A irmã do jovem, Layliane Cristina Siqueira, conta que Heverton acordou cedo no dia e seguiu com sua rotina normal, se banhou e tomou café. Por volta das 08h09 ele realizou uma vídeo-chamada com a namorada e os três permaneceram algum tempo conversando pelo celular. Mais tarde, por volta das 09:30h, ele saiu para fumar um cigarro, em uma praça próxima de casa, onde encontrou um amigo, ficando ali até serem abordados pela polícia.
Segundo o depoimento dos policiais do caso, a procura era por “um negro aparentando ser adolescente com camisa azul e amarela, e outro também jovem pardo com blusa clara”. Na praça, encontraram Heverton e seu amigo, que é menor de idade, e os abordaram “questionaram ambos, que afirmaram que estavam na praça e iriam para a escola, porém não estavam com nenhum material escolar”.
Em depoimento Heverton apontou que “não sabe o motivo pelo qual foi reconhecido, o que aconteceu? e qual relação isso teve com estar de laranja?”
O menor evidentemente foi apreendido. Em depoimento contou que “saiu de casa para ir à escola e que não levou nenhum material escolar porque teria festa no local e que chegou na escola e não tinha ninguém.” De lá seguiu para casa da avó e depois foi até a praça onde ficou “conversando com seu amigo Heverton, que mora perto de casa”. A escola onde estudam os dois, a E.E. Professor Arthur Chagas Junior, confirmou que naquele dia houve uma festa, em comemoração ao Dia das Crianças.

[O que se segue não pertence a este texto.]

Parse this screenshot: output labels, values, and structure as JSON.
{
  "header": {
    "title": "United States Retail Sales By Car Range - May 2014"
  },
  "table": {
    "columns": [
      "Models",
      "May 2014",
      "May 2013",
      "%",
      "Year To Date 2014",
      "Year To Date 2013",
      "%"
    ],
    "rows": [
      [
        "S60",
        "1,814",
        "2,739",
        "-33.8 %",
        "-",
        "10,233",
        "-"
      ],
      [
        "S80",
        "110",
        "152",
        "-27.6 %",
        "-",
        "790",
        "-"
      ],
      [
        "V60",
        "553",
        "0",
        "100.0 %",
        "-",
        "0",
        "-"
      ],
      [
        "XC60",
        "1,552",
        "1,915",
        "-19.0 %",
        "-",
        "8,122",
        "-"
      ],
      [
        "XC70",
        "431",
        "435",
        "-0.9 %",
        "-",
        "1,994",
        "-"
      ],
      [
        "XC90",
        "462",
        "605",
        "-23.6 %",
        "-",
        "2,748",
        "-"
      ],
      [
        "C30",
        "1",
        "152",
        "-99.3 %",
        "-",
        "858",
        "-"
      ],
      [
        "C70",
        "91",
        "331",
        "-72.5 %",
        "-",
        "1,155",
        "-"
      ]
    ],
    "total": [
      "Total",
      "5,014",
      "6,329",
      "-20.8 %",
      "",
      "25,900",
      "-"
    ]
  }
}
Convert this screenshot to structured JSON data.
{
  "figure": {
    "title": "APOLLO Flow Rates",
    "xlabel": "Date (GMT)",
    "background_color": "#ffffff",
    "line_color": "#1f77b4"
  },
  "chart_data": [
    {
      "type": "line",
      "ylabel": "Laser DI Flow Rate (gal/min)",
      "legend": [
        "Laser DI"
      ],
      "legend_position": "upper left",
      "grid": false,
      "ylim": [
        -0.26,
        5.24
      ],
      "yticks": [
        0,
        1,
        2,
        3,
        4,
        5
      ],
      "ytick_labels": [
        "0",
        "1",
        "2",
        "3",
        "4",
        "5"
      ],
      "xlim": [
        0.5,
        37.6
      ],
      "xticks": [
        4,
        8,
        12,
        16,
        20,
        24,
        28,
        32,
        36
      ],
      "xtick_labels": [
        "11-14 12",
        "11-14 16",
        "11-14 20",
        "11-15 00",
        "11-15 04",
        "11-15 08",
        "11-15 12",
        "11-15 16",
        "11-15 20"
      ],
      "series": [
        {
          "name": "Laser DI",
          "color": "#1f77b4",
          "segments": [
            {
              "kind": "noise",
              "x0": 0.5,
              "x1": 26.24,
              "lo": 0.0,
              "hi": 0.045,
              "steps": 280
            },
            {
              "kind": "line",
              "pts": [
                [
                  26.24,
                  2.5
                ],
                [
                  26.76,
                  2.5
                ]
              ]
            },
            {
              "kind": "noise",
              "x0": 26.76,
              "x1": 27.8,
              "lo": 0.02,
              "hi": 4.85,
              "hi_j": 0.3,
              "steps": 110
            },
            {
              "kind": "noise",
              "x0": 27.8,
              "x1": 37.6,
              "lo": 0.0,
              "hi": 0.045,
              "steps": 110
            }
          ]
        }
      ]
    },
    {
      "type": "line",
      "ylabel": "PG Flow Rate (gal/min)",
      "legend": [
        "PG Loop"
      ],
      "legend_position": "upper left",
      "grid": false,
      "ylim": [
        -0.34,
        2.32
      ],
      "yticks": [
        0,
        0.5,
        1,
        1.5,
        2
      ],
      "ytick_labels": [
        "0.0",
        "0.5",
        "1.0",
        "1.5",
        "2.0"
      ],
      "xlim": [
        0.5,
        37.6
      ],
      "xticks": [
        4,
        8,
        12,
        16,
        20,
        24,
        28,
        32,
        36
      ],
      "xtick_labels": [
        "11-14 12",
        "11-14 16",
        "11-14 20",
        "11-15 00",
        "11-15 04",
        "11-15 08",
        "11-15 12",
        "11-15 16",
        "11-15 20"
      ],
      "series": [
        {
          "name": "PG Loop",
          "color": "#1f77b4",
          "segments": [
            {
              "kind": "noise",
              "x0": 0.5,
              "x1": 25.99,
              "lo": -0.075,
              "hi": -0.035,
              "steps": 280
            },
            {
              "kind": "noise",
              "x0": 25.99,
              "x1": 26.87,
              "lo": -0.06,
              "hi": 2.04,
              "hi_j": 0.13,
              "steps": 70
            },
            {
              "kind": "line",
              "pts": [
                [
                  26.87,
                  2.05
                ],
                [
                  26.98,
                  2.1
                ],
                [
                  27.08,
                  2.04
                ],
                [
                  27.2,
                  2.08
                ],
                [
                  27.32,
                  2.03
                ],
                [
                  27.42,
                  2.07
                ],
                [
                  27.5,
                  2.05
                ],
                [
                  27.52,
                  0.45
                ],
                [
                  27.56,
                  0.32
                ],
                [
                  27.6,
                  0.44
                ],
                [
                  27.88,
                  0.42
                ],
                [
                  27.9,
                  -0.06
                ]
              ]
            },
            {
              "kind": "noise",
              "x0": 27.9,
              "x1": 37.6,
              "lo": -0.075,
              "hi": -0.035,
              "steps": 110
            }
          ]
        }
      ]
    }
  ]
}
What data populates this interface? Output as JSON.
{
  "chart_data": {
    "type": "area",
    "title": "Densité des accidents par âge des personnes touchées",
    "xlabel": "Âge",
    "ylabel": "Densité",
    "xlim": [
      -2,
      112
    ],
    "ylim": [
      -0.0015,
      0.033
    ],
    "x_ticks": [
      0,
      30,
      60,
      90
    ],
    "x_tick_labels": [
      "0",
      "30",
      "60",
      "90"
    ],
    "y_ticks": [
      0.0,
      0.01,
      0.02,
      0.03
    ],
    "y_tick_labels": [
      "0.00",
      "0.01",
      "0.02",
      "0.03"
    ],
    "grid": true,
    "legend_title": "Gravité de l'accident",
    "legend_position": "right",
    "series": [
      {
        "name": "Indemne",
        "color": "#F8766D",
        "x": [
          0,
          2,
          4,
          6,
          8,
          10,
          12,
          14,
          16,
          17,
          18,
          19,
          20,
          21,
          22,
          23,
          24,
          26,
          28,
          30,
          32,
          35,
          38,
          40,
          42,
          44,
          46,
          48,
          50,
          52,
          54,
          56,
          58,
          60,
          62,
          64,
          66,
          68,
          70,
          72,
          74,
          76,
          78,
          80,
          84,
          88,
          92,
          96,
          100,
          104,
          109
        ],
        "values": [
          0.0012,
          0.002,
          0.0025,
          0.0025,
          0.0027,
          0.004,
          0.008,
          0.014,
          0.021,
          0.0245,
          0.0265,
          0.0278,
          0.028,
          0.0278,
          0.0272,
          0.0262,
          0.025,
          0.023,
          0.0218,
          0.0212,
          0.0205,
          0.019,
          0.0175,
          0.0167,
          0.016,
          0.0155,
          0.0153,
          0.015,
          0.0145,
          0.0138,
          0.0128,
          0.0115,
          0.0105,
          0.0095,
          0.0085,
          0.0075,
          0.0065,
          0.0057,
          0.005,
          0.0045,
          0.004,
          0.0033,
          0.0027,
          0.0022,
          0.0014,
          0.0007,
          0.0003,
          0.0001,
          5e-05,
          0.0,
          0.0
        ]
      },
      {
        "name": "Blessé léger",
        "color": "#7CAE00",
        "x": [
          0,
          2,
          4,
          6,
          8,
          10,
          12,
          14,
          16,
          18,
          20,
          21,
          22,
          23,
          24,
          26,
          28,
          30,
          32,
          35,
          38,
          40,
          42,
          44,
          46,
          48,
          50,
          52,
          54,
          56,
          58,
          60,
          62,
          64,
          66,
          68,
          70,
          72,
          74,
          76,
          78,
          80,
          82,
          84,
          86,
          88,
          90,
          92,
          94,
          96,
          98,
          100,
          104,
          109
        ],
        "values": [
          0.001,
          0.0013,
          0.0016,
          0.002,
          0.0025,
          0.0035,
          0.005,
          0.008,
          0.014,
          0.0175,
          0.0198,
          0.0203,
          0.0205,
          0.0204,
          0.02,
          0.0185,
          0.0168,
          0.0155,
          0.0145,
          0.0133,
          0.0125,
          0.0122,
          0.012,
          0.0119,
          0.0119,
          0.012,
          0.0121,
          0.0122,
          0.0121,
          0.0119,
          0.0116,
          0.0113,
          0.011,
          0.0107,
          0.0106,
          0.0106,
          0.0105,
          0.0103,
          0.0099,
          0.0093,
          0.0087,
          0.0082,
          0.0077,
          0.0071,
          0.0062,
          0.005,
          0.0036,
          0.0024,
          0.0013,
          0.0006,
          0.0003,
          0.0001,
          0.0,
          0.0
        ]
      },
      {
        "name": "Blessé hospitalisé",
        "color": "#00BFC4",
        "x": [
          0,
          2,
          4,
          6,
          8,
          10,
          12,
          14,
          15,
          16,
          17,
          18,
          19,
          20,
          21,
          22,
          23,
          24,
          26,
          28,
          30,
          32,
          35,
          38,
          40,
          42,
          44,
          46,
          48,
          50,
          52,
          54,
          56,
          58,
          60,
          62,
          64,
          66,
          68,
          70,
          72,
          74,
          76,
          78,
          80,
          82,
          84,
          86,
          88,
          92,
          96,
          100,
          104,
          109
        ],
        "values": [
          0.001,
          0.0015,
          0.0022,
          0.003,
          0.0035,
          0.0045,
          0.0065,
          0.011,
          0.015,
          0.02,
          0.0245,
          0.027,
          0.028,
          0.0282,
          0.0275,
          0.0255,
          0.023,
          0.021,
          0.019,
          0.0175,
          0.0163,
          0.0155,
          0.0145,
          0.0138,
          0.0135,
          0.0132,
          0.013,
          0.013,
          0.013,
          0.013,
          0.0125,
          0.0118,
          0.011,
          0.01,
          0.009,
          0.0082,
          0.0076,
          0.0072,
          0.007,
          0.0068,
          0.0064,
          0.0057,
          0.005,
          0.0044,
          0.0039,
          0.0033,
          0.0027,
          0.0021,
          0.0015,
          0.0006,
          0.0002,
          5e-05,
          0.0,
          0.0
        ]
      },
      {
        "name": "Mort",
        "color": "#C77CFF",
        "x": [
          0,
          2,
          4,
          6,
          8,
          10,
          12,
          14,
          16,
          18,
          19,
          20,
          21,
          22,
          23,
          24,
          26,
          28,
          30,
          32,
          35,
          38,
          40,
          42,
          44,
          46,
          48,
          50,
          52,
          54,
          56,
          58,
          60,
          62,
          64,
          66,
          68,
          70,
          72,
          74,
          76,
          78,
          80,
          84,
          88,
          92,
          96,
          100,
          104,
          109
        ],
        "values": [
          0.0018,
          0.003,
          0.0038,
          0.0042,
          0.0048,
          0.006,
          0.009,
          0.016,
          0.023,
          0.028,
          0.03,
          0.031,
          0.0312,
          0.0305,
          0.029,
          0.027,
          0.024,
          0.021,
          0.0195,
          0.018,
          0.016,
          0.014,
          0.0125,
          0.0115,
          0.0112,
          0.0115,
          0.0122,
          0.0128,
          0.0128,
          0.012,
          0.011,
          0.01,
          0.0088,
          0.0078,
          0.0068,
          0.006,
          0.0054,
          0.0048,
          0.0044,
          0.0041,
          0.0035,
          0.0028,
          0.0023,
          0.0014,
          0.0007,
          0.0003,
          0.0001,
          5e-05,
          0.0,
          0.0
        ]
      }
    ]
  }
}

A abordagem foi presenciada pela irmã, que tentou explicar aos policiais que Heverton esteve em casa durante a manhã. Mas bastou o racismo estrutural incutido do Oiapoque ao Chuí do Brasil, para que a cor da pele, a raça, a classe, batesse com a descrição inicial da vítima e assim, serem levados para averiguação na 69º D.P, de lá para cá, Heverton não saiu mais detrás das grades.
Nem mesmo os celulares roubados estavam com eles ou foram encontrados. Heverton segue encarcerado, tendo a vida dilacerada e ainda assim, resistindo e aguardando o julgamento. Até quando?